Eulogy For An Earthquake: Gran Boukan, Haiti & Development ‘Aid’
I’ve just returned from 10 days in Haiti and my head is a jumble of smatterings of Kreyol, broken French and unlearned English. Leaving JFK in a yellow taxi, I scanned the roads for anything that resembled the colors of TapTaps. I woke up this morning craving spaghetti and ketchup, a staple in the village of Gran Boukan, where I was for most of my time in Haiti. How can I possibly miss a place where I’ve spent such a short time? It seems impossible and yet it is so. Just like many things in Gran Boukan and Croix de Bouquets, the two places in Haiti where I spent any length of time.
Gran Boukan is a village about 90 minutes (by TapTap) from Port au Prince. {My friend Pedro Poblete corrects me on this. Grand Boukan is actually a “section” of the Mirebalais Arrondissement, subdivided in various “villages”: Bassin Thomas (where I spent the most time), Draman, Dipil, etc.} Croix de Bouquets is about eight miles away from the capital, Port au Prince and home to tens of thousands of people who became refugees in the 2010 earthquake. I spent about three or four days in total in different parts of Croix de Bouquets, where I saw empty mansions, guarded by tall iron gates and walls, side by side with shacks that barely had room for the families who lived in them. I didn’t venture in to Pétion-Ville, which was an epicenter of the 2010 earthquake and that I hear is a wealthy bubble maintained by barbed wire and I-NGO money.
I was in Gran Boukan documenting a project of the Melton Foundation, where several Melton Fellows did mini-workshops and trainings in motorcycle repair, education, community organizing, health and farming. My job was to document and to observe (yes, I do love my life.) And yet, I don’t know if I can say anything much about the country of Haiti, since I only experienced one tiny part for a very short time.

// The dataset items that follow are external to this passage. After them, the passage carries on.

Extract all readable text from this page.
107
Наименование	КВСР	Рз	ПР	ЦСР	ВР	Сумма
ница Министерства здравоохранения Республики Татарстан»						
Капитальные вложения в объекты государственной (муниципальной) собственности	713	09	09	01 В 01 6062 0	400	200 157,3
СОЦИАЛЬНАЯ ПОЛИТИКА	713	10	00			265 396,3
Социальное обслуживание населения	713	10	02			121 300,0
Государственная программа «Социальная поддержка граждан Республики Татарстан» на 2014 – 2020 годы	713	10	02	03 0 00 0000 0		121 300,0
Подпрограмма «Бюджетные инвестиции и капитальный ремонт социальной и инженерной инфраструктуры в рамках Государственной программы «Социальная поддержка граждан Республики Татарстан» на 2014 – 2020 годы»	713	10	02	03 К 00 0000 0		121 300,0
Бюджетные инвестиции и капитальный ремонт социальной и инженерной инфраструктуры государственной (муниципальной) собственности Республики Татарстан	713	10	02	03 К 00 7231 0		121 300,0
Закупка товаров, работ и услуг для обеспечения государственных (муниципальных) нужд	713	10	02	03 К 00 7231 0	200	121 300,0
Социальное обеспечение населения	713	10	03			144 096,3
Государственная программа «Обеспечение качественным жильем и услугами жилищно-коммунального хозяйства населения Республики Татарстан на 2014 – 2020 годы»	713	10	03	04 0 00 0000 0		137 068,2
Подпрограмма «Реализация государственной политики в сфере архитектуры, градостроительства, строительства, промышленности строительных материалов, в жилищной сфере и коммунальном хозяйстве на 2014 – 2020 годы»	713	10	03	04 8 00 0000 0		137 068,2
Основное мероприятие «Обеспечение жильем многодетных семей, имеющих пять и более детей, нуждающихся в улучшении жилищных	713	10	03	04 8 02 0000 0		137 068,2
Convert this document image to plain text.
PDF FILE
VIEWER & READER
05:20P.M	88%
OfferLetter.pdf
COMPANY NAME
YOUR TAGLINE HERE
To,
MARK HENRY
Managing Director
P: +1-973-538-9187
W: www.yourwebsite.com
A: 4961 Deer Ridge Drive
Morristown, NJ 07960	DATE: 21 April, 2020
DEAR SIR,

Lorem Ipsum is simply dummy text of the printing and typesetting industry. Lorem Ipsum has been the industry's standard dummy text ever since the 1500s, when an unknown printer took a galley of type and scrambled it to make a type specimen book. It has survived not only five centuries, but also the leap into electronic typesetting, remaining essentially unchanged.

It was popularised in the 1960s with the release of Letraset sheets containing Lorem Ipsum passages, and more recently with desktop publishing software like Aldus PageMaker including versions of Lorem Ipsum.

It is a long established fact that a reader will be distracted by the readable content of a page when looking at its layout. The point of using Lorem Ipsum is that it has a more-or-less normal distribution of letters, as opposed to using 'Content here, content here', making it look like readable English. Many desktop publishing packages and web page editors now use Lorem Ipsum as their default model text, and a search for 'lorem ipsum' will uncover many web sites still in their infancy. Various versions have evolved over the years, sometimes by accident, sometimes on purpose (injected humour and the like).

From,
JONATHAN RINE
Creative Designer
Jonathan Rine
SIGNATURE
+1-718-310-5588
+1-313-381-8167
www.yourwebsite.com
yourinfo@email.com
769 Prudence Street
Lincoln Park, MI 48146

I can say this: my experience of Gran Boukan was unlike any other I’ve had. It was my first visit to Haiti, my first time living in a village, and my first time without electricity or running water in over 25 years. But life in Gran Boukan was the opposite of boring. Or quiet. Roosters, dogs, donkeys kept me – who sleeps through NYC’s car alarms, sirens and street parties – awake. But there was also luxury: I got to lie under the great Boukan tree, which is the main source of shade in the village, and read my book. I also discovered that even though for me, Gran Boukan was a completely new experience, I too, was new and strange for the residents there. For the first time in my life I was called “blan”, which may or may not derived from blanc, which means white in French, and in Haiti refers to any foreigner, regardless of skin color.
It will take me a long, long time to unravel all the layers of my time in Gran Boukan. But there’s one thing that stands out to me: the 2010 earthquake was a terrible, terrible disaster that destroyed lives and part of a nation. But I hardly heard people in Gran Boukan talk about it – not because they weren’t affected, but (I think) because it was one (awful and tragic) time in a much longer and ongoing story of this community. My work documenting a type of international development aid on a tiny, tiny scale made me realize how much I had been thinking about Haiti and its people in a “before and after the earthquake” framework – and what an injustice this is. Yes, I had read about Haiti’s history and yes, I intellectually knew that the problems that the earthquake laid bare arose from a much longer legacy of colonial rule, corruption, dictatorship and more. But what I had forgotten was this: just as I live my everyday life, where events like 9-11, or the partition of India are markers, but which mean different things on different days to me, so too, life for the people in Gran Boukan is like life anywhere – chaotic, interrupted, joyous, silly, unexpected. And for those of us attempting to do any kind of international development work in Haiti (or elsewhere), it’s worth it to keep this in mind or to risk being patrons of constant victimhood.
As I took my last TapTap ride to the airport, my translator and now friend, Dadi, asked me what I thought was the most pressing problem in Gran Boukan. Water sanitation was my reply. What did he think? “Education,” said Dadi, “it’s the basis for the future, for change.” Dadi, an engineer, I realized, wasn’t thinking in terms of re-building, but in advancing opportunities for the residents of Gran Boukan. And this is why the 2010 earthquake must be laid to rest as the defining portrait of Haiti today. Because to focus on it exclusively is to forget that economic development is a long, long, long journey – whether by TapTap or by jet.